The reason why I open with that quote is because it goes to a point I’ve wanted to make for a long time. When you tell someone that they have to carry a .45 or a .40, you’re creating a mindset that sets that person up for failure. “You have to carry a .45 because it has more stopping power” – well that’s great, but I’m issued a 9mm for work; does that mean I’m going to get killed because of my duty gun caliber? That mindset of failure isn’t a problem for experienced, talented shooters, but imagine someone is a new officer, with minimal firearms experience. It can absolutely create problems.
I mentioned on Friday that if I could kill one gun myth, it would be that the AR15 isn’t reliable because “it shits where it eats” as a DI gun. I thought about that a bit longer, and realized that what I really wanted to kill was the myth of handgun stopping power.
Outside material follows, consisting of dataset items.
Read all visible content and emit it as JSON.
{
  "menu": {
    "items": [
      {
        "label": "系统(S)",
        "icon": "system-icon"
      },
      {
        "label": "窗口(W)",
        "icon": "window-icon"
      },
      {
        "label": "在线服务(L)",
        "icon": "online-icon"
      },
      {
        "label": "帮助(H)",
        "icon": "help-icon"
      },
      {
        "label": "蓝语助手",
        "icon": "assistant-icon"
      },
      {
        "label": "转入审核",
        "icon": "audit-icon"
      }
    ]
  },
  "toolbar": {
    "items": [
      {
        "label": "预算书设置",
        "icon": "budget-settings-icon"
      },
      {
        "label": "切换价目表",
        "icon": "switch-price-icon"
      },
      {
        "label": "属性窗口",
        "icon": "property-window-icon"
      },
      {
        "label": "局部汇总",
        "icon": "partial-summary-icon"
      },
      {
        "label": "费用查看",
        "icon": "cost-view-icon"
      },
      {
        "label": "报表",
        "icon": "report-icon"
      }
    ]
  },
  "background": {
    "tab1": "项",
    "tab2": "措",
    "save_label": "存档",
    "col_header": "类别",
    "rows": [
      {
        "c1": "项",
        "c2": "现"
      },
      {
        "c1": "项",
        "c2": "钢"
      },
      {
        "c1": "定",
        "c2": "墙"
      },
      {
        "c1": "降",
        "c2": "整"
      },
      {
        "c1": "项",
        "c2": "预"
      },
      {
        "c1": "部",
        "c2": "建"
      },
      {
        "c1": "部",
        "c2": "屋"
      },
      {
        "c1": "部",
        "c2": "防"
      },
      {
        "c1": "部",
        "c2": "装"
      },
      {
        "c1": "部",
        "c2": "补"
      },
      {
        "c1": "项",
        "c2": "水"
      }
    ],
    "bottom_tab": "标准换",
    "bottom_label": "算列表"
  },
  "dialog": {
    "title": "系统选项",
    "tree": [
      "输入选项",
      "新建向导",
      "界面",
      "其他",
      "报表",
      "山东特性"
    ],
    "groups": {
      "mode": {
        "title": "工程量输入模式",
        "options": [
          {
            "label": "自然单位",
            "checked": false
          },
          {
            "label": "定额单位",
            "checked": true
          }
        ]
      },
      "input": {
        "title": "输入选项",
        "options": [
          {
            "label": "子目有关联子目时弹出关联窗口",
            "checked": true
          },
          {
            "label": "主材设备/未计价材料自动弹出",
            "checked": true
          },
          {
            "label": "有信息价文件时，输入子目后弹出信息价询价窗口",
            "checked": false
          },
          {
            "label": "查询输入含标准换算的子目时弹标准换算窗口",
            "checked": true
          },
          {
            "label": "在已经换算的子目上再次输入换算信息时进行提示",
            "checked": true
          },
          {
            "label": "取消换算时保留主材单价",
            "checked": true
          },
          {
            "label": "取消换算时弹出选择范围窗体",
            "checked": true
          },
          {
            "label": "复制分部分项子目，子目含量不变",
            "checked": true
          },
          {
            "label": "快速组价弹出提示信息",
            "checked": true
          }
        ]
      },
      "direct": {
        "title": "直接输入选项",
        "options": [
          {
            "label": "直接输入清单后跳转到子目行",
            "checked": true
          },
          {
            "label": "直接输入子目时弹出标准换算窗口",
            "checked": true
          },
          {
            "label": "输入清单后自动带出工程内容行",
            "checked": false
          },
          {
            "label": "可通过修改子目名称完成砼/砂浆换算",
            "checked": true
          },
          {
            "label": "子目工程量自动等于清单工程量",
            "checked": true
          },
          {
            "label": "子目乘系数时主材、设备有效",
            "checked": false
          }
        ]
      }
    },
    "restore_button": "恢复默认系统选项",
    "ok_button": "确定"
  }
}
If you’re talking about service cartridges like the 9mm, .357 Sig, .40 S&W, or .45 ACP, they all do the same thing. Even the legendary .357 Magnum in modern loadings isn’t going to blow a man up into a shower of sparks. Yes, when you start getting into heavy magnum loads for rounds like .44 Magnum or some of the crazy magnums things change, but that’s not what we’re talking about. We’re talking about
practice service pistol cartridges.
So the question is why do people get so invested in handgun caliber wars? Because for most people guns aren’t a dispassionate purchase. In a perfect world, every gun selected for self-defense would be selected as free from bias as possible, but evaluating only the objective good and bad features. Unfortunately, that’s not usually how these things work, and people will let their feelings drive choices for the self-defense guns. Honestly, that’s not a bad thing when you’re picking between say, a Glock 19 or an M&P9, and decide on the M&P because you like the way it “feels” in your hand. Or if you’re choosing between a Beretta or a Sig and go with the Beretta because it looks cooler. Where the feels become problematic is when it drives self-defense purchases to do things that, for lack of a better term, aren’t smart. Like buying a gun from a sub-par company.
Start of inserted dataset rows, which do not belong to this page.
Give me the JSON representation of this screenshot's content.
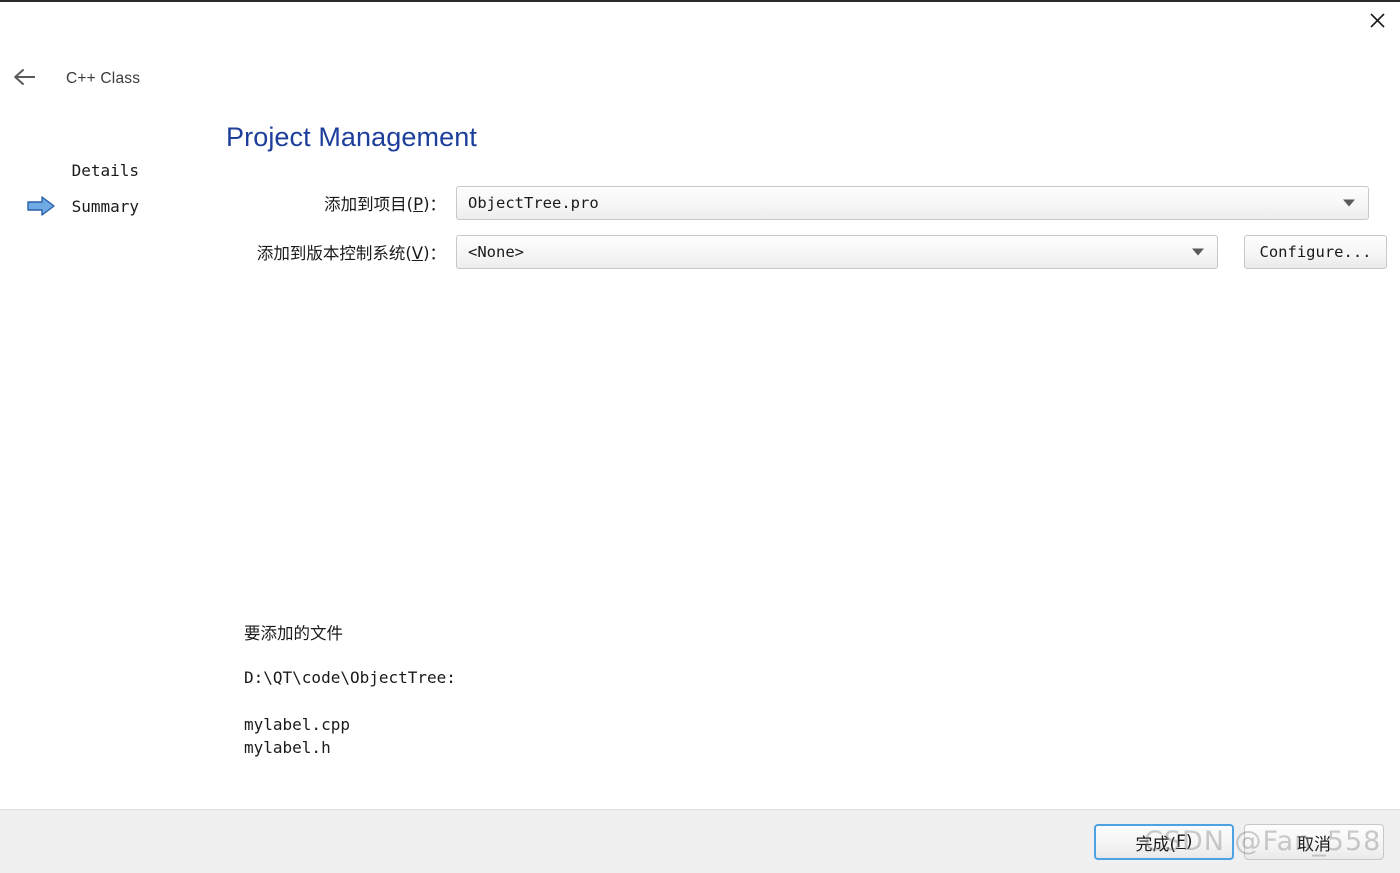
{
  "window": {
    "close_icon": "close-icon",
    "close_label": "×"
  },
  "header": {
    "back_icon": "arrow-left-icon",
    "wizard_kind": "C++ Class"
  },
  "steps": {
    "items": [
      {
        "label": "Details",
        "current": false,
        "icon": ""
      },
      {
        "label": "Summary",
        "current": true,
        "icon": "arrow-right-blue-icon"
      }
    ]
  },
  "page": {
    "title": "Project Management",
    "title_color": "#1d3f9b"
  },
  "form": {
    "project": {
      "label_prefix": "添加到项目(",
      "label_mnemonic": "P",
      "label_suffix": ")：",
      "value": "ObjectTree.pro",
      "caret_icon": "chevron-down-icon"
    },
    "vcs": {
      "label_prefix": "添加到版本控制系统(",
      "label_mnemonic": "V",
      "label_suffix": ")：",
      "value": "<None>",
      "caret_icon": "chevron-down-icon"
    },
    "configure_button": "Configure..."
  },
  "summary": {
    "heading": "要添加的文件",
    "path": "D:\\QT\\code\\ObjectTree:",
    "files": [
      "mylabel.cpp",
      "mylabel.h"
    ]
  },
  "footer": {
    "finish": {
      "prefix": "完成(",
      "mnemonic": "F",
      "suffix": ")"
    },
    "cancel": {
      "label": "取消"
    },
    "accent_color": "#4ba3e3"
  },
  "watermark": {
    "text": "CSDN @Fan_558"
  }
}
There’s a place for feels in gun purchases. I own a lot of guns because I like them, even if they’re not practice. For example: basically every revolver is not as good as a carry gun as a semi-auto. It’s just true. And I will often let my feels drive me to carry a wheelgun, because I like them more and as such am more likely to train with a wheelgun. I’m not immune to this by any stretch. That’s what causes caliber wars as well – people make emotional investments in their self-defense purchases, which is why some people react poorly when you tell them the fact that .45 doesn’t have any more “stopping power” than a 9mm. It’s not a rational thing, it’s an emotion thing.
They’re not hearing “All service handgun calibers are equal so it doesn’t matter what you carry,” what they’re hearing is “you made a bad choice and are wrong and dumb” regardless of whether or not that’s what is being said. When I carry a semi-auto, I carry a 9mm. I have in the past carried .40s and .45s as well, but anymore I just carry a 9mm because it’s easier to shoot well and holds more bullets. That’s if I’m not just being lazy and carrying a j-frame in a pocket or something, which honestly happens quite a lot. But even then I’m starting to carry my j-frame less and carry my Shield more…because for the same footprint I get 3 more rounds.
The bottom line of this post is simple: caliber wars are stupid. If you believe that your .45 is going to magically put a guy down harder than a 9mm, you’re wrong. It’s not. It’s just another tiny handgun bullet, and they’re all really not that great anyway. So instead of worrying about how hard your bullet hits, go to the range and get some trigger time in. It’ll be a better use of your time.